Monday 1st August 2005
Weather - drizzle

08.20
 I have no particular plans for today, but I think I may spend some time in my workshop.
 I didn't achieve much of anything particular yesterday. It was a Sunday, and like God, I chose to mainly rest. Unlike God I could not rest all the time. He didn't have hungry cats to shop for ! So soon after Tesco's opened I was in there buying catfood, and a certain amount of human food too. The one thing I should have bought was toilet paper. Unfortunately I didn't realise I was running out. I am down to my last roll, but that should be good for a week unless I am lucky enough to eat something like a Vindaloo !

 Later in the day I spent several hours in my studio recording some stuff, and processing some other stuff. While some of the processing was going on, or more precisely, waiting for the computer to finish the pocessing, I started searching for a specific old magazine cover disk.  I knew that somewhere I had a copy of a "forbidden" (in an Orwellian way) Linux distribution. This was Caldera Linux which was released by SCO. There is a whole pile of lawsuits going on between SCO and various companies over alleged copyright infringements. These all relate to whether SCO owns part of the Linux Kernel. As such, SCO are hated by most of the Linux community. This site is as good as any at explaining what is going on. Eventually I found the disk I was after. It was actually a DVD rom disk which I think is bootable, although I have not tried it as yet. I have no real reason for wanting to try it except that it is there (and the fact that it is "forbidden").

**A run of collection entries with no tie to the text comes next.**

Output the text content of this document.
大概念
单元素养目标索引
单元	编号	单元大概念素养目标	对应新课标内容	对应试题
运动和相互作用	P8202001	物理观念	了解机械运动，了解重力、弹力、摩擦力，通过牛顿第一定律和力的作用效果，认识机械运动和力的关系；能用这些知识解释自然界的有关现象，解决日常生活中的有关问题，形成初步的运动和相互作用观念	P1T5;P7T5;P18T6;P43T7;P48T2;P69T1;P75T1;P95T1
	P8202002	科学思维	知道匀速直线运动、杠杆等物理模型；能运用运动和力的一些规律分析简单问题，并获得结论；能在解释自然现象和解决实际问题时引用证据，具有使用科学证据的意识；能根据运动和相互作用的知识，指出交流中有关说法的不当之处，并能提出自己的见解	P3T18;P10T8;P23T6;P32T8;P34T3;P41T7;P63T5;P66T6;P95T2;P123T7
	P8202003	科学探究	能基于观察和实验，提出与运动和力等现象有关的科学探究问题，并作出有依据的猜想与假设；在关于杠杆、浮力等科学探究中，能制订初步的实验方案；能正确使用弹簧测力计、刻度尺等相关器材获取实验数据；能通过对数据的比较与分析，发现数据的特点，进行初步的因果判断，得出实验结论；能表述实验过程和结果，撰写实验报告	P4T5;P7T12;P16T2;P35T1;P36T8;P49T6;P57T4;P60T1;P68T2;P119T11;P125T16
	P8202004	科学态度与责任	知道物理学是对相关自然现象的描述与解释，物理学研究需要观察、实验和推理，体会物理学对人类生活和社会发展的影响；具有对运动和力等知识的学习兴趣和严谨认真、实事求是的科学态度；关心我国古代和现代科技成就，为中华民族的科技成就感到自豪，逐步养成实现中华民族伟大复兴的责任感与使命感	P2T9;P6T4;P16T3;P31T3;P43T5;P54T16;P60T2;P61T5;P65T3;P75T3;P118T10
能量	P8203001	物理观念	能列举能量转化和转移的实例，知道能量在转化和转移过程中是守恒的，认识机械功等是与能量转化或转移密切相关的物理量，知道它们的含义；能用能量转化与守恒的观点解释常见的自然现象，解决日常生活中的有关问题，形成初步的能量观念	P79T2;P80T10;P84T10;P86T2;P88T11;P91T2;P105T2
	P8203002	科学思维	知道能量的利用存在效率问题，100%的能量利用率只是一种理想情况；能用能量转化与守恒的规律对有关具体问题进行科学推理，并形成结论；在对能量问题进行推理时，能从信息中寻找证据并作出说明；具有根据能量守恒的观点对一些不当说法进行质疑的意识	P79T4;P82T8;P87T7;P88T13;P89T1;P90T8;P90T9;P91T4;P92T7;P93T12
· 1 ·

 One other thing that happened yesterday was that I had the potential for a house fire.  While tapping away at this PC in the morning, I could smell a fishy sort of smell. Initially I thought it was some old catfood going off, but I had not put out any fish based catfood for sometime. The other thing that smells like that is an overheating 13A mains plug. After a little investigation I found that the plug for the Washing machine was too hot to touch. Unfortunately the water pressure round here is low because of a few minor leaks in the surrounding roads. This reduces the temperature of the water from the multi-point boiler here. Because of that the washing machine is having to use it's own heater, and this draws a heavy current. I quickly turned off the socket and withdrew the plug (not easy with a very hot plug in a confined space). Investigation showed that a screw that connects the fuse holder prongs to the connection block was loose. I tightened it up, but I was still concerned that the metalwork would be corroded and still not make a good connection. So one of my other purchases from Tesco was a brand new plug. Perhaps today I will open up the old plug, clean it up, and keep it for something that consumes far less power.